- A Base Aérea N.º 11, em Beja, recebeu o quarto avião KC‑390 da Força Aérea Portuguesa, no sábado, 24 de janeiro.
- O KC‑390 traz pela primeira vez o kit de reabastecimento aéreo, permitindo transformar a aeronave num posto de abastecimento voador.
- A viagem transatlântica incluiu entrega na Embraer, em Gavião Peixoto, pausa técnica no Recife e voo direto de oito horas até Beja, graças a depósitos adicionais na fuselagem.
- A Esquadra 506 – Rinocerontes passa a dispor da capacidade de reabastecimento em voo, fortalecendo a projeção da FAP em missões internacionais e na NATO.

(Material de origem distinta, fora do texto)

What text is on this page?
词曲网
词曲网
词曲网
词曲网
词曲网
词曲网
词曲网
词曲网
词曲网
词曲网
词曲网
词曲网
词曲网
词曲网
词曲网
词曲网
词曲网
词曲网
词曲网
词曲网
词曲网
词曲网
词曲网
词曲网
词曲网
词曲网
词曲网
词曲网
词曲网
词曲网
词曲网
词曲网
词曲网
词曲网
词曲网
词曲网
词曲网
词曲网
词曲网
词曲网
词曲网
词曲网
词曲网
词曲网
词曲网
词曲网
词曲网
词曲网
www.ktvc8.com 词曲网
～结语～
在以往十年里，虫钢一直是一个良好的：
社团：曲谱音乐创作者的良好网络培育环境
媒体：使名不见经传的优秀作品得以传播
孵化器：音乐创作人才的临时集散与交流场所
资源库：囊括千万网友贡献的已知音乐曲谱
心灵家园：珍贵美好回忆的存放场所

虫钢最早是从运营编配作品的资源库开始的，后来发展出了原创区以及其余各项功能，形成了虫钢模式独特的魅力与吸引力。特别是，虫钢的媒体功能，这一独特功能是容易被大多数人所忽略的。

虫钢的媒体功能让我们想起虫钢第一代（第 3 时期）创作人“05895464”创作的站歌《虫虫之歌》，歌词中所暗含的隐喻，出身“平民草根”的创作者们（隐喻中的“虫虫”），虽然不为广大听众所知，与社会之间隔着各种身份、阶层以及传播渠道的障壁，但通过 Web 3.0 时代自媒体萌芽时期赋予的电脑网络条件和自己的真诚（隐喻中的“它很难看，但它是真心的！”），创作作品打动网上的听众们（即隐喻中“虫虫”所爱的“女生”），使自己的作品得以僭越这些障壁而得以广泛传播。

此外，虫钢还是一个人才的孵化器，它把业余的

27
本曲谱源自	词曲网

- Com a chegada do quarto aparelho, a Esquadra 506 aproxima-se da dotação de seis aeronaves e um simulador, ampliando a autonomia operacional da base no flanco atlântico.
O quarto avião KC-390 da Força Aérea Portuguesa aterrou ontem na Base Aérea N.º 11, em Beja. A chegada, ocorrida na manhã de 24 de janeiro, marca a estreia de Portugal com o kit de reabastecimento aéreo, instalado pela primeira vez no seu equipamento. A aeronave veio do Brasil e integra a Esquadra 506 “Rinocerontes”.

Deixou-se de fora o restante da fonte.